The inspection team also reviewed the records of every patient who died at home since the coronavirus pandemic began.

Deaths soared at home with 751 beds in March and April to 119 when the pandemic peaked. But the Hebrew Home reported to the country only 18 deaths due to the corona virus at the facility on May 14, which led insiders to say it was a secret.

The investigation began right after Governor Cuomo reversed his controversial policy requiring nursing homes to take COVID positive patients19 from hospitals. The Hebrew House set up a 22-bed ward for discharged hospital patients.

CEO Daniel Reingold did not dispute the total number of deaths in the News 12 interview, but blamed them on patients who were weak due to a rough flu season and a previous outbreak of norovirus, a stomach ailment. The house claims to have been transparent in reporting deaths to the country.

But two insiders told The Post that the house barely tested residents for the virus, saying that it would not change treatment plans. The lack of results will allow it to claim the population did not die because of COVID-19.

A spokesman said the house followed the CDC testing guidelines, but acknowledged there was a shortage of test kits “from the start.”

The family told The Post that when their loved ones got sick, they asked for a coronavirus test and were refused.

“They called us and said,” Your mother is sick, she has a fever. It could be a corona virus, ‘”Russell Freeman remembers, saying staff later claimed,” We can’t test it because we don’t have a test. “

He died five days after the phone call. Her 75-year-old mother, Susan Charton-Kaplan, suffers from dementia but is declared healthy. The grandmother of four is a social worker who spent her career working with seniors.

Freeman was allowed to make an end of life visit and was shocked by the lack of preventative measures.

“I hope the rooms are closed in a certain way, but they don’t do anything,” he said.

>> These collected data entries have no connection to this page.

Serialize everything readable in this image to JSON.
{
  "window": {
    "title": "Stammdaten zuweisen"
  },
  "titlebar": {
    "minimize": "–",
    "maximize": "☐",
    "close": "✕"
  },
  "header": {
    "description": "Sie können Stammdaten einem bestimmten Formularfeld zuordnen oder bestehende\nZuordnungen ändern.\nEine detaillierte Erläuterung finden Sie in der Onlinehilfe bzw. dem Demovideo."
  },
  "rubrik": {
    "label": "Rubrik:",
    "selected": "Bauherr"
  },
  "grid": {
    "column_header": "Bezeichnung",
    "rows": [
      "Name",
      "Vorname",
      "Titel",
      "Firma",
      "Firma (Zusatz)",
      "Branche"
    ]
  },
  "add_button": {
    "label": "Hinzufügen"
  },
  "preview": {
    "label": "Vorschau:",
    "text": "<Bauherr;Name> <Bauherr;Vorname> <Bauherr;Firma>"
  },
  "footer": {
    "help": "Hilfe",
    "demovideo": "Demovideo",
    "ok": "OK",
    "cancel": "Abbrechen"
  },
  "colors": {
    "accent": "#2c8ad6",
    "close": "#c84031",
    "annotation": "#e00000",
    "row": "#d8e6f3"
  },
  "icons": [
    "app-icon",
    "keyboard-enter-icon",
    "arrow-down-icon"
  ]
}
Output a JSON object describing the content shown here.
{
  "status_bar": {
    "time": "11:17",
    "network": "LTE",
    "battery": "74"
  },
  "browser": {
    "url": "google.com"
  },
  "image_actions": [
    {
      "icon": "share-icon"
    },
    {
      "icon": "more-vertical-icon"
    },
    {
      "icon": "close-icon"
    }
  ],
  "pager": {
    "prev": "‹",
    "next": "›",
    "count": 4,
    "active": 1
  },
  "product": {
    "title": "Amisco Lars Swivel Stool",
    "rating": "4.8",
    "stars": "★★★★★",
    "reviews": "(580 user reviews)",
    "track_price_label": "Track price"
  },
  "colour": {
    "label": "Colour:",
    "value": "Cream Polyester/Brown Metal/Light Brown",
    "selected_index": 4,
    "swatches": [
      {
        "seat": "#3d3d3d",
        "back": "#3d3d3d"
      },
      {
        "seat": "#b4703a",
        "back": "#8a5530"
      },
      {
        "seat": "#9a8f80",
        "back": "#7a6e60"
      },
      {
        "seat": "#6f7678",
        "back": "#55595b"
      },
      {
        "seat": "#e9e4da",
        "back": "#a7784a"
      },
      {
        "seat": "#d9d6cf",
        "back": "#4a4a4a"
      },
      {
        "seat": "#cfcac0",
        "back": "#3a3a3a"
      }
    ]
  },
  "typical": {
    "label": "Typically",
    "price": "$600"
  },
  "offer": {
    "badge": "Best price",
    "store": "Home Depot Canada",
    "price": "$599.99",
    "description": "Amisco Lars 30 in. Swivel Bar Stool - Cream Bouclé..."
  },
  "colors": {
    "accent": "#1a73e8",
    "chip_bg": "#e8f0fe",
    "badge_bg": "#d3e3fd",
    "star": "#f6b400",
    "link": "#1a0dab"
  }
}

The April 19th Charton-Kaplan death certificate says he died of natural causes. Freeman said he was told that the house could not conduct post-mortem testing.

He called the new DOH testing of patients in the Hebrew House “too little too late.”

Susan Charton-KaplanFamily Handout

Rob Stone said his 96-year-old father suddenly had breathing problems and died three days later on April 23.

He said the house refused to do a coronavirus test while his father was still alive, or after he died. But he said he said he had no doubt the cause of death was COVID-19.

“We celebrated my 96th father in January and his health was very good … Now as a result of the poor evaluation of the Hebrew House, lack of testing and proper precautions, we buried him,” Stone said.